Szwedzkie twierdzenie że wystarczą nam nasze własne statystyki, ma pewne istotne braki dotyczące wiarygodności takiej statystyki.

Szwedzki portal leśny Skogsforum, cytowany nieraz na Monitorze leśnym, podnosił już wielokrotnie problem statystyk leśnych dotyczących masy pozyskanego surowca. W roku 2018 Skogsforum podawało przykład statystyki z roku 2016, w której SLU oceniło pozyskanie na 75,1 mln m3 brutto surowca drzewnego a Skogsstyrelsen na 91,6 mln m3. Różnica wynosiła 16 mln m3 drewna, a więc wielkość odpowiadająca rocznemu pozyskaniu drewna w Norwegii.

Podobne pytanie zadało Skogsforum w roku 2019 na temat statystyki dotyczącej powierzchni lasów odmładzających się z samosiewu. Żyje SLU i Skogsstyrelsen w różnych światach? tak brzmiało pytanie. SLU podało cyfrę 45%, Skogsstyrelsen 15%.

Wizyta Virginijusa Sinkevičiusa pokazuje że Komisja Europejska zabiera się na poważnie za nową definicję współczesnego zrównoważonego leśnictwa. Odpowiedzi typu ex cathedra ze strony przedstawicieli szwedzkiej gospodarki leśnej, że jest ono już dawno zdefiniowane, nie przemawiają Komisji do przekonania.

Od Szczytu Ziemi w Rio minęło już prawie 30 lat i postawienie na bioróżnorodność lasu jako rzeczywistego miernika leśnej gospodarki zrównoważonej byłoby niemałą rewolucją. Choć z drugiej strony byłby to poniekąd tylko powrót do ducha Rio 1992. 

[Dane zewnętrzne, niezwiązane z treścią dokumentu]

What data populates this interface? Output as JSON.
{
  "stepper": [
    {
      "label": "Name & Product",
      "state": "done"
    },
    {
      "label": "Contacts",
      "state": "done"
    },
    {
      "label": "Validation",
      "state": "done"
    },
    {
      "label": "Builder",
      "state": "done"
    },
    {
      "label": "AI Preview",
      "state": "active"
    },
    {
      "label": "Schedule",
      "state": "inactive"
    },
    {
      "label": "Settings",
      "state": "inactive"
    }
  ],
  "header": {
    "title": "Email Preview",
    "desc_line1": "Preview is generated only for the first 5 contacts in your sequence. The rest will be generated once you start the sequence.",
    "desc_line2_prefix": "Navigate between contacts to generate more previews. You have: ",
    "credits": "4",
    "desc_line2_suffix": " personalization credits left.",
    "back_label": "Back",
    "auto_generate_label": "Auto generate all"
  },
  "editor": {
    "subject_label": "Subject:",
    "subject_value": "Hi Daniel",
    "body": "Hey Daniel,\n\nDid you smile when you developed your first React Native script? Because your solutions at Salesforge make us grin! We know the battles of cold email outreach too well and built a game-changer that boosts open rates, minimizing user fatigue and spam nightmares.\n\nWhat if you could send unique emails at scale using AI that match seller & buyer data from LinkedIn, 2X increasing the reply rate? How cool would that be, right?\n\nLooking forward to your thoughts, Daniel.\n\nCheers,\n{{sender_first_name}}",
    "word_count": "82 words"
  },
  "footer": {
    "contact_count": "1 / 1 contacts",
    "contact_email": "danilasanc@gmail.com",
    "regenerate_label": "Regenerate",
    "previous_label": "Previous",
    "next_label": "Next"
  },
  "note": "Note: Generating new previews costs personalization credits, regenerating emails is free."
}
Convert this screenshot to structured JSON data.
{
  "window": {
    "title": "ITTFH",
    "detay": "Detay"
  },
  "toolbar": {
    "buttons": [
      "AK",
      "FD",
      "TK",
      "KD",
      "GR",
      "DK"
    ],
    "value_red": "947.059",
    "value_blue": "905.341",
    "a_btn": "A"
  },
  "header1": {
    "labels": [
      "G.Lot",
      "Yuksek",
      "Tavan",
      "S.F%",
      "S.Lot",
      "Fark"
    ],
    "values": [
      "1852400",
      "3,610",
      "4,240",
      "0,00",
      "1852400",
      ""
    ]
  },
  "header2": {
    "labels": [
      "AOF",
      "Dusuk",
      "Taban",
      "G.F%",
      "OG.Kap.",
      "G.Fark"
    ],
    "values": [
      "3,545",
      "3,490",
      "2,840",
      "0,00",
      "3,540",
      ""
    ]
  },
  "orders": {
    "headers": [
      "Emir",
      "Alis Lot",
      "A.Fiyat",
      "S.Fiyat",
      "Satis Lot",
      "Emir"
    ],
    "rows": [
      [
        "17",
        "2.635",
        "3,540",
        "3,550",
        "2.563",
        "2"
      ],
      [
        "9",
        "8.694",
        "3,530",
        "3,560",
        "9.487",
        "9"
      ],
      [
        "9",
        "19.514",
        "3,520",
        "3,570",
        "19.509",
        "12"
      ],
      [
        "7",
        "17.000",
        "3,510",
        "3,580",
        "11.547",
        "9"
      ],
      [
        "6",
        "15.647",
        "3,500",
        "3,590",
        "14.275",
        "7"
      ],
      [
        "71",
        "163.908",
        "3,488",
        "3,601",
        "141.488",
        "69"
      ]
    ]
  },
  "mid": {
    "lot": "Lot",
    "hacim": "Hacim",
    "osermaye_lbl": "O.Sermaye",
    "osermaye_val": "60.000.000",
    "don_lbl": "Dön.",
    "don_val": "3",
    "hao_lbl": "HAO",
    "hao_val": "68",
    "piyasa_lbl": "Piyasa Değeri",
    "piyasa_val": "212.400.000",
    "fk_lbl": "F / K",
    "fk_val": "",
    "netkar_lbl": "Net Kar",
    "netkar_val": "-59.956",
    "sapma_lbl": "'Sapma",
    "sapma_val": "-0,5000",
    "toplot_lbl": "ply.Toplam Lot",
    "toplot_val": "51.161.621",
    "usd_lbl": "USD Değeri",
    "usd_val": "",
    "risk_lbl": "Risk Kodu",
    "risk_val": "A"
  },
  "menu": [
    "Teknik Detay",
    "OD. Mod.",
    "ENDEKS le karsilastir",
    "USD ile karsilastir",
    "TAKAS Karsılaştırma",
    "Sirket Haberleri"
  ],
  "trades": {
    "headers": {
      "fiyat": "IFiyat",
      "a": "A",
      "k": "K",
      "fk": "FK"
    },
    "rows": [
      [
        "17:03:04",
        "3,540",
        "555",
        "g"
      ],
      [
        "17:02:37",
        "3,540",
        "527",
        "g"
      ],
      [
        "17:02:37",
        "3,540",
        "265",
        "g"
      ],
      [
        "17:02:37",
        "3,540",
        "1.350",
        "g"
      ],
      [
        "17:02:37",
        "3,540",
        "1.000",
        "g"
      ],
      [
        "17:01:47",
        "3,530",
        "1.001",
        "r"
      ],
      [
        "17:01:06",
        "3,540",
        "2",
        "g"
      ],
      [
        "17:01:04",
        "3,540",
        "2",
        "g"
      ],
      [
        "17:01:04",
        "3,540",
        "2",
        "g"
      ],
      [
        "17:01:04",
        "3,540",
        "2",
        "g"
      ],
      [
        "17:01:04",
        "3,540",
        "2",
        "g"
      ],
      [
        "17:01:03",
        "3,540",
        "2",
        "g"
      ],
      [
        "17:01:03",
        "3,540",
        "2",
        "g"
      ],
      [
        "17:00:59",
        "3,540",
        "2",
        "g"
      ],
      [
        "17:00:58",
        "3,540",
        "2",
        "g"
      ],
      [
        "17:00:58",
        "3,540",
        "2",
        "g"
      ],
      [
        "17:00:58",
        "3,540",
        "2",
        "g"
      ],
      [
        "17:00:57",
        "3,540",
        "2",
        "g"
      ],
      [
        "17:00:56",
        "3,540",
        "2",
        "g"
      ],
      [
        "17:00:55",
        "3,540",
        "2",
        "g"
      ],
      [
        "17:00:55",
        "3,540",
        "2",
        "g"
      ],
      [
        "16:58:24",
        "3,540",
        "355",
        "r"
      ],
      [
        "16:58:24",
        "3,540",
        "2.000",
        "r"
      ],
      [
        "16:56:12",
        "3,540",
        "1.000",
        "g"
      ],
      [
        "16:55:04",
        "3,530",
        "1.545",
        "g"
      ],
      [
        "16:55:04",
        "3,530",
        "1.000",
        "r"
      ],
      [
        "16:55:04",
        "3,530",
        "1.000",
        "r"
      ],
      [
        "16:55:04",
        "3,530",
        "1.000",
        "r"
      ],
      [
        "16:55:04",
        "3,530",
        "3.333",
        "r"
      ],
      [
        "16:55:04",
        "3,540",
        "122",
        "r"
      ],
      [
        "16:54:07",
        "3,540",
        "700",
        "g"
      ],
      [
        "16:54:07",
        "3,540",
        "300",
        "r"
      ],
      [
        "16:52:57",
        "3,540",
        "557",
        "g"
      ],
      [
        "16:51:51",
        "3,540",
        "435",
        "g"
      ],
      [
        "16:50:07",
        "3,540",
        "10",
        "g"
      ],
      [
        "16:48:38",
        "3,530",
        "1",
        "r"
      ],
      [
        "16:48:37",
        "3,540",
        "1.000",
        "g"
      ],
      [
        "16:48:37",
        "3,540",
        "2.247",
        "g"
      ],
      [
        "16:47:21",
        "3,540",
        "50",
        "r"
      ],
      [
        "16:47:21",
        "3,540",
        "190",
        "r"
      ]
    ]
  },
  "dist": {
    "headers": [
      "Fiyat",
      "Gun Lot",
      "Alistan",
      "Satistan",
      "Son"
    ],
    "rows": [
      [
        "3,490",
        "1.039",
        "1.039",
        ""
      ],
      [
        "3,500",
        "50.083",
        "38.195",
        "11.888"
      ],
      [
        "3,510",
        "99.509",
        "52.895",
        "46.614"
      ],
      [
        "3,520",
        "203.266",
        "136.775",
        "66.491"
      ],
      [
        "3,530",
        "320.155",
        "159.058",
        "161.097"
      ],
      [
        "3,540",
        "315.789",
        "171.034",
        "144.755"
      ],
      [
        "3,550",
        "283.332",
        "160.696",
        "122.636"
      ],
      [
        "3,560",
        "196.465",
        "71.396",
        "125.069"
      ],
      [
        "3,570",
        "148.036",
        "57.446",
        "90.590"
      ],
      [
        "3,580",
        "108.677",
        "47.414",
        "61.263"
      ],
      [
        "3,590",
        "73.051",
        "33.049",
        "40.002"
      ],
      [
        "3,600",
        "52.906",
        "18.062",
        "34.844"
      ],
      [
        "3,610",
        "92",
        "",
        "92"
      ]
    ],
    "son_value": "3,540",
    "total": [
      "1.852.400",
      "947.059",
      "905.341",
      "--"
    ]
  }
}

Komisarz Virginijus Sinkevičius staje otwarcie w drugim roku swojej kadencji po stronie ekologów i organizacji ochrony środowiska, rozpoczynając tym samym konflikt z sektorem leśno-drzewnym w krajach skandynawskich, bałtyckich i Europy środkowej.
Nie jest powiedziane, że wyjdzie z niego zwycięsko ale trzeba przyznać że ma ułatwione zadanie, przynajmniej tutaj w Szwecji, upartym stawianiem gospodarki leśnej na krajobrazy zrębów zupełnych. Widok takich powierzchni wystarcza w zupełności jako argument w dyskusjach na tematy bioróżnorodności w szwedzkich lasach.